Talented, aye, Lewrie allowed to himself; successful with past cases, but… 'tis no skin off his arse does he fail. It's just one more court appearance… notorious enough t'make his name either way.
And it rather irked Lewrie that the stout young whelp was all but ready to cut capers, or do a horn-pipe of glee.
"Good morning, Mister MacDougall," Lewrie felt fit to reply. "I trust we'll both be smiling when the day's done… ow! Damn!" for he had stubbed the toe of one of his gilt-trimmed Hessian boots against a large wood box placed under the table.
"I am completely certain that we shall, sir!" MacDougall replied. "Now, more than ever," he added, rocking on the balls of his feet and bestowing upon his "brief" a "sly-boots" smile.
"What?" Lewrie enquired with a scowl of some confusion. It was his life on the line; for a second he could conjure that the box under the table was reserved for his head after they lopped it off, hanging bedamned. "You know something I don't?"

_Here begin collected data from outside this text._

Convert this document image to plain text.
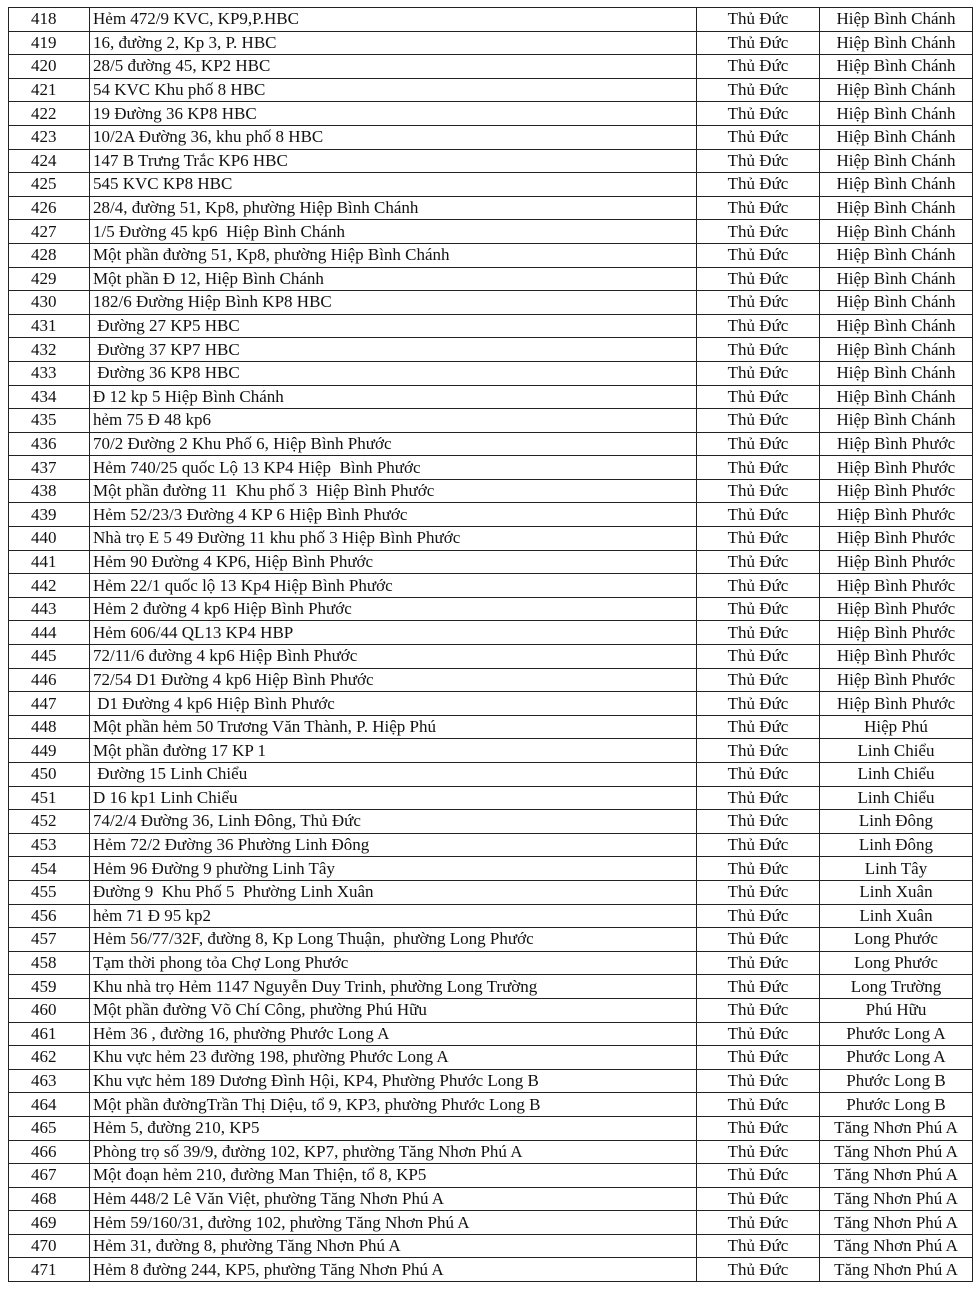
418	Hẻm 472/9 KVC, KP9,P.HBC	Thủ Đức	Hiệp Bình Chánh
419	16, đường 2, Kp 3, P. HBC	Thủ Đức	Hiệp Bình Chánh
420	28/5 đường 45, KP2 HBC	Thủ Đức	Hiệp Bình Chánh
421	54 KVC Khu phố 8 HBC	Thủ Đức	Hiệp Bình Chánh
422	19 Đường 36 KP8 HBC	Thủ Đức	Hiệp Bình Chánh
423	10/2A Đường 36, khu phố 8 HBC	Thủ Đức	Hiệp Bình Chánh
424	147 B Trưng Trắc KP6 HBC	Thủ Đức	Hiệp Bình Chánh
425	545 KVC KP8 HBC	Thủ Đức	Hiệp Bình Chánh
426	28/4, đường 51, Kp8, phường Hiệp Bình Chánh	Thủ Đức	Hiệp Bình Chánh
427	1/5 Đường 45 kp6  Hiệp Bình Chánh	Thủ Đức	Hiệp Bình Chánh
428	Một phần đường 51, Kp8, phường Hiệp Bình Chánh	Thủ Đức	Hiệp Bình Chánh
429	Một phần Đ 12, Hiệp Bình Chánh	Thủ Đức	Hiệp Bình Chánh
430	182/6 Đường Hiệp Bình KP8 HBC	Thủ Đức	Hiệp Bình Chánh
431	Đường 27 KP5 HBC	Thủ Đức	Hiệp Bình Chánh
432	Đường 37 KP7 HBC	Thủ Đức	Hiệp Bình Chánh
433	Đường 36 KP8 HBC	Thủ Đức	Hiệp Bình Chánh
434	Đ 12 kp 5 Hiệp Bình Chánh	Thủ Đức	Hiệp Bình Chánh
435	hẻm 75 Đ 48 kp6	Thủ Đức	Hiệp Bình Chánh
436	70/2 Đường 2 Khu Phố 6, Hiệp Bình Phước	Thủ Đức	Hiệp Bình Phước
437	Hẻm 740/25 quốc Lộ 13 KP4 Hiệp  Bình Phước	Thủ Đức	Hiệp Bình Phước
438	Một phần đường 11  Khu phố 3  Hiệp Bình Phước	Thủ Đức	Hiệp Bình Phước
439	Hẻm 52/23/3 Đường 4 KP 6 Hiệp Bình Phước	Thủ Đức	Hiệp Bình Phước
440	Nhà trọ E 5 49 Đường 11 khu phố 3 Hiệp Bình Phước	Thủ Đức	Hiệp Bình Phước
441	Hẻm 90 Đường 4 KP6, Hiệp Bình Phước	Thủ Đức	Hiệp Bình Phước
442	Hẻm 22/1 quốc lộ 13 Kp4 Hiệp Bình Phước	Thủ Đức	Hiệp Bình Phước
443	Hẻm 2 đường 4 kp6 Hiệp Bình Phước	Thủ Đức	Hiệp Bình Phước
444	Hẻm 606/44 QL13 KP4 HBP	Thủ Đức	Hiệp Bình Phước
445	72/11/6 đường 4 kp6 Hiệp Bình Phước	Thủ Đức	Hiệp Bình Phước
446	72/54 D1 Đường 4 kp6 Hiệp Bình Phước	Thủ Đức	Hiệp Bình Phước
447	D1 Đường 4 kp6 Hiệp Bình Phước	Thủ Đức	Hiệp Bình Phước
448	Một phần hẻm 50 Trương Văn Thành, P. Hiệp Phú	Thủ Đức	Hiệp Phú
449	Một phần đường 17 KP 1	Thủ Đức	Linh Chiểu
450	Đường 15 Linh Chiểu	Thủ Đức	Linh Chiểu
451	D 16 kp1 Linh Chiểu	Thủ Đức	Linh Chiểu
452	74/2/4 Đường 36, Linh Đông, Thủ Đức	Thủ Đức	Linh Đông
453	Hẻm 72/2 Đường 36 Phường Linh Đông	Thủ Đức	Linh Đông
454	Hẻm 96 Đường 9 phường Linh Tây	Thủ Đức	Linh Tây
455	Đường 9  Khu Phố 5  Phường Linh Xuân	Thủ Đức	Linh Xuân
456	hẻm 71 Đ 95 kp2	Thủ Đức	Linh Xuân
457	Hẻm 56/77/32F, đường 8, Kp Long Thuận,  phường Long Phước	Thủ Đức	Long Phước
458	Tạm thời phong tỏa Chợ Long Phước	Thủ Đức	Long Phước
459	Khu nhà trọ Hẻm 1147 Nguyễn Duy Trinh, phường Long Trường	Thủ Đức	Long Trường
460	Một phần đường Võ Chí Công, phường Phú Hữu	Thủ Đức	Phú Hữu
461	Hẻm 36 , đường 16, phường Phước Long A	Thủ Đức	Phước Long A
462	Khu vực hẻm 23 đường 198, phường Phước Long A	Thủ Đức	Phước Long A
463	Khu vực hẻm 189 Dương Đình Hội, KP4, Phường Phước Long B	Thủ Đức	Phước Long B
464	Một phần đườngTrần Thị Diệu, tổ 9, KP3, phường Phước Long B	Thủ Đức	Phước Long B
465	Hẻm 5, đường 210, KP5	Thủ Đức	Tăng Nhơn Phú A
466	Phòng trọ số 39/9, đường 102, KP7, phường Tăng Nhơn Phú A	Thủ Đức	Tăng Nhơn Phú A
467	Một đoạn hẻm 210, đường Man Thiện, tổ 8, KP5	Thủ Đức	Tăng Nhơn Phú A
468	Hẻm 448/2 Lê Văn Việt, phường Tăng Nhơn Phú A	Thủ Đức	Tăng Nhơn Phú A
469	Hẻm 59/160/31, đường 102, phường Tăng Nhơn Phú A	Thủ Đức	Tăng Nhơn Phú A
470	Hẻm 31, đường 8, phường Tăng Nhơn Phú A	Thủ Đức	Tăng Nhơn Phú A
471	Hẻm 8 đường 244, KP5, phường Tăng Nhơn Phú A	Thủ Đức	Tăng Nhơn Phú A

"A most wondrous something, Captain Lewrie!" MacDougall all but chortled, his face dimpled and rosy with delight. "Word has come to me from Mister Twigg of the Foreign Office concerning your accuser, Hugh Beauman, sir. It seems that he, that frostily handsome young wife of his… his own attorney, and all his witnesses… have decamped!"
"So?" Lewrie said with another frown of confusion. "Last time they were in court, he turned into his own worst enemy with all o' his bellowin' and threats. His barrister most-like-"
"His witnesses, sir!" MacDougall reiterated, peering at Lewrie as if he were too simple to understand plain English. "Decamped. Gone like thieves in the night. No longer in London. No longer in England, d'ye see."
Christ, Twigg's killed 'em? Lewrie just had to imagine. There wasn't any reason that he could see for Hugh Beauman to withdraw his case, short of a dire threat from official circles in H.M.